Cessione d'azienda, determinazione del prezzo. Possibilità di conferire rilevanza ad un valore negativo dell’avviamento. (Cass. Civ., Sez. V, sent. n. 979 del 17 gennaio 2018)

Nella determinazione del valore venale dell'azienda trasferita ai fini dell'imposta di registro l'avviamento - in quanto qualità aziendale intrinseca richiamata dall'art. 51 del D.P.R. n. 131/86 - rileva non solo se positivo ma anche se negativo; ed abbia, in quanto tale, determinato la pattuizione tra le parti di un prezzo di cessione inferiore al valore patrimoniale netto dei cespiti aziendali, perché scontato in ragione della fondata previsione di perdite future e dei solo successivo recupero di redditività dell'azienda stessa.

Commento

(di Daniele Minussi)
Se è vero che l'avviamento valorizza la capacità dell'azienda di fare utili, ciò che dovrebbe fisiologicamente caratterizzare una realtà sana, cosa riferire nell'ipotesi in cui la conduzione dell'attività imprenditoriale generi perdite? Come è noto il calcolo del valore dell'avviamento si avvale di metodologie svariate, tutte comunque protese alla corretta identificazione della valorizzazione di un bene immateriale, quale per l'appunto è la capacità di produrre utili. Così spesso si assumono consolidati solo quegli utili che si siano ripetuti per un lasso cronologico sufficientemente prolungato da farli ritenere "consolidati" (usualmente tre esercizi consecutivi).

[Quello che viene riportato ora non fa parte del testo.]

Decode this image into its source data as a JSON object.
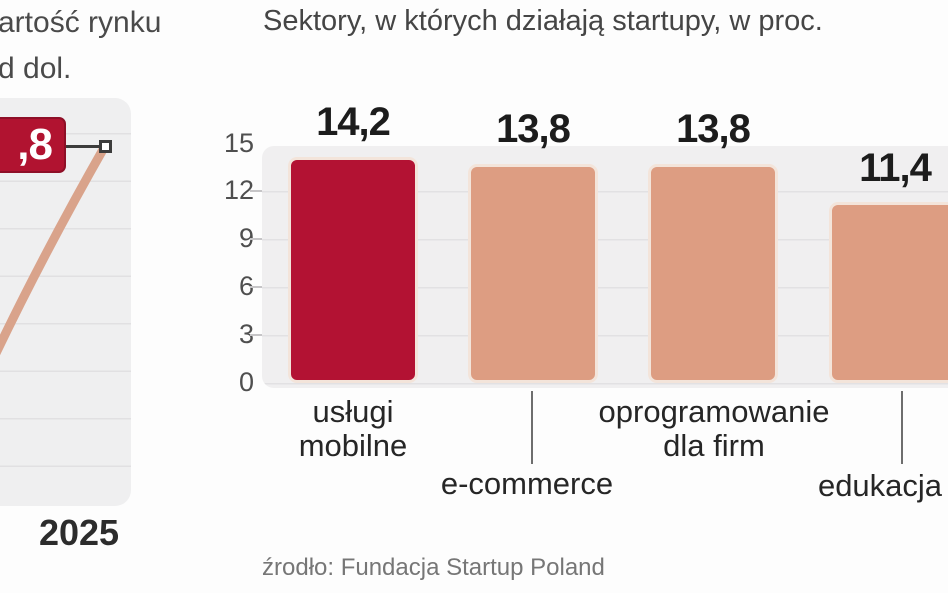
{
  "chart_data": [
    {
      "type": "line",
      "title_visible_lines": [
        "artość rynku",
        "d dol."
      ],
      "x_tick_labels": [
        "2025"
      ],
      "callout_label": ",8",
      "callout_color": "#b11330",
      "callout_border": "#8e0f27",
      "line_color": "#d9a38b"
    },
    {
      "type": "bar",
      "title": "Sektory, w których działają startupy, w proc.",
      "categories": [
        "usługi mobilne",
        "e-commerce",
        "oprogramowanie dla firm",
        "edukacja"
      ],
      "values": [
        14.2,
        13.8,
        13.8,
        11.4
      ],
      "value_labels": [
        "14,2",
        "13,8",
        "13,8",
        "11,4"
      ],
      "category_label_lines": [
        [
          "usługi",
          "mobilne"
        ],
        [
          "e-commerce"
        ],
        [
          "oprogramowanie",
          "dla firm"
        ],
        [
          "edukacja"
        ]
      ],
      "yticks": [
        "15",
        "12",
        "9",
        "6",
        "3",
        "0"
      ],
      "ylim": [
        0,
        15
      ],
      "grid": true,
      "bar_colors": [
        "#b31233",
        "#dd9d82",
        "#dd9d82",
        "#dd9d82"
      ],
      "highlight_color": "#b31233",
      "base_color": "#dd9d82",
      "source": "źrodło: Fundacja Startup Poland"
    }
  ]
}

Il valore dell'avviamento, così determinato, viene a costituire un elemento patrimoniale che, come tale, si somma agli altri cespiti che compongono l'azienda ai fini della determinazione del prezzo di cessione della stessa. Ma cosa dire quando la gestione imprenditoriale è in costante perdita? Seguendo gli stessi criteri, l'avviamento, in detta ipotesi, può essere considerato negativo, traducendosi in una sottrazione di valore economico da riconoscere, con una rilevanza anche fiscale, in sede di vendita del compendio aziendale.